Full of skill in grouping and knowledge of form as this plate is, it is certainly inferior to the later etchings. Already, by the next year, Potter was able to produce a print, The Shepherd (B. 15) which surpasses it in every way, and which to more sound drawing adds a pastoral atmosphere of lightness and sunshine and repose.
Berchem, Potter’s senior by five years, was at Haarlem in 1642, when Potter, as we know, was in De Wet’s studio. We may assume, therefore, that the two met. Perhaps it was in emulation of Berchem’s set of etchings, published in 1644, that Potter produced his Cowherd and Shepherd. If so, he succeeded in surpassing them.
There now occurs an interval of some years in Potter’s etched work. His next publication, so far as we know, was the series of eight plates (B. 1-8) representing cattle, and beginning with the fine Bull (Fig. 24). This title-piece is dated 1650, so that we may refer the production of the plates to 1649, and possibly the year or two immediately preceding. However, the fact that 1649 is the date of the revised Cowherd seems to point to Potter’s having resumed his interest in etching in that year, and to his having executed the whole set after the re-publication of that plate.
Fig. 25.—Studies of a Dog. By Paul Potter. British Museum.
He would hardly issue an immature work, when he had by him much more triumphant specimens of his skill.
As studies of animals, these eight little plates are as good as they can be. But they are not more than studies. As we saw, it had become a fashion for artists to etch such studies, and so spread their fame among those who could not buy their pictures. This at once suggests the reason of Potter’s deficiency as an etcher. Strictly speaking, he was not an etcher at all. He used etching because it was the favourite medium for multiplying sketches of his time. But one feels that the burin would have been the apter instrument for that sure and cunning hand. There is a deliberation, a want of immediacy in these designs, that are not of the born etcher. Between the treatment of cattle in these etchings and their treatment in line-engraving by Lucas van Leyden there is no essential difference.

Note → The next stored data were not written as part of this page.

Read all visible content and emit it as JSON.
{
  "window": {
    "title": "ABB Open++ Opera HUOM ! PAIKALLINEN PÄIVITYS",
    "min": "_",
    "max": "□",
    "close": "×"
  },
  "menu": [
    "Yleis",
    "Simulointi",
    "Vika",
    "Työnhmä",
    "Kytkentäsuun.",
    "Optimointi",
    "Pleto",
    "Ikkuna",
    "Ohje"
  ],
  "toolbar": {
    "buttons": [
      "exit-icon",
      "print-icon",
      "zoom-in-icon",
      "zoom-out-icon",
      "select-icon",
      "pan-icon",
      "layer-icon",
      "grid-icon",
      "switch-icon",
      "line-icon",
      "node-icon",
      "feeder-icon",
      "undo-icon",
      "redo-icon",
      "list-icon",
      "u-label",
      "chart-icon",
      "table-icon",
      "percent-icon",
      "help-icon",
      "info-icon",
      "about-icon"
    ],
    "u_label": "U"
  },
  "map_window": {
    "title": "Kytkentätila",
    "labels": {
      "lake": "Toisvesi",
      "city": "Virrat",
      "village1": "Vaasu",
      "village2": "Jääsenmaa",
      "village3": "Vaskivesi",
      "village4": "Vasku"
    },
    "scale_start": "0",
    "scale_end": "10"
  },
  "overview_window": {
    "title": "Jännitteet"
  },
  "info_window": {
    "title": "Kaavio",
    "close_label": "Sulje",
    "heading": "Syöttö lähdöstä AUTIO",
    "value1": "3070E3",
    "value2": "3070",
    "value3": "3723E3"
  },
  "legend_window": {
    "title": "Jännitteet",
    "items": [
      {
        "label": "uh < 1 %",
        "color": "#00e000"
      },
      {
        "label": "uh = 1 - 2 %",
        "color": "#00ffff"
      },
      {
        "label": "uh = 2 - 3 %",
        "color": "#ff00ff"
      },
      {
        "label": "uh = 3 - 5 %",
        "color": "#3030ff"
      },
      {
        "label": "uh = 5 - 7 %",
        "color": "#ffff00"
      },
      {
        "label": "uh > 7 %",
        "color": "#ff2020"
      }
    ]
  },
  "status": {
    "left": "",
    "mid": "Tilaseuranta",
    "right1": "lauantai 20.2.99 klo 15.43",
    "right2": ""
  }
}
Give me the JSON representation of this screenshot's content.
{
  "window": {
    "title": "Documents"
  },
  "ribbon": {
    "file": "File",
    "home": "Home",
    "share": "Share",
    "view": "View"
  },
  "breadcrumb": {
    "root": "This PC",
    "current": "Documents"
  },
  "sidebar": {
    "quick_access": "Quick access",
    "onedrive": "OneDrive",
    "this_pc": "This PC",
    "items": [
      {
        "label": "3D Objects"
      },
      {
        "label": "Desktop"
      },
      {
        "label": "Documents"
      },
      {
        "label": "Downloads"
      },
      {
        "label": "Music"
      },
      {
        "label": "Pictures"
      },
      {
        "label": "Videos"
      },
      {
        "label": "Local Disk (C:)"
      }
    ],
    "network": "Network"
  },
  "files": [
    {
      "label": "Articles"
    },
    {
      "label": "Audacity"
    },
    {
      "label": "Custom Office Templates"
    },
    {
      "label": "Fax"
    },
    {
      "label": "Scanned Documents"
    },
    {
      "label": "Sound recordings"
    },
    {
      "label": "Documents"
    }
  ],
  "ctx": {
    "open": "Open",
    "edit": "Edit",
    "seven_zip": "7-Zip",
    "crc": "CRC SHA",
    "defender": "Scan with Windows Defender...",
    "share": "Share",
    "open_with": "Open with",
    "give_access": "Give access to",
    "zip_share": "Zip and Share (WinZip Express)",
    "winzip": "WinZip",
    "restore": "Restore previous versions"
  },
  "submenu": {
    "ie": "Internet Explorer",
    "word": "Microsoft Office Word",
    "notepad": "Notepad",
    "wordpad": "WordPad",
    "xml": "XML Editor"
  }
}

But we must take things as they are, and as specimens of subtle and certain drawing, the plates are astonishing. The attitudes and movements of oxen have never been better given. But it is not in mere correctness of drawing that Potter excels his rivals. Berchem was only interested in animals so far as they helped him in the composition of a landscape, but with Potter they were the main interest, he loved them for themselves. And in expressing that vague inarticulate soul that is in the look of cattle, that mildness and acquiescence which are in their attitudes and motions, he is a master, greater than any.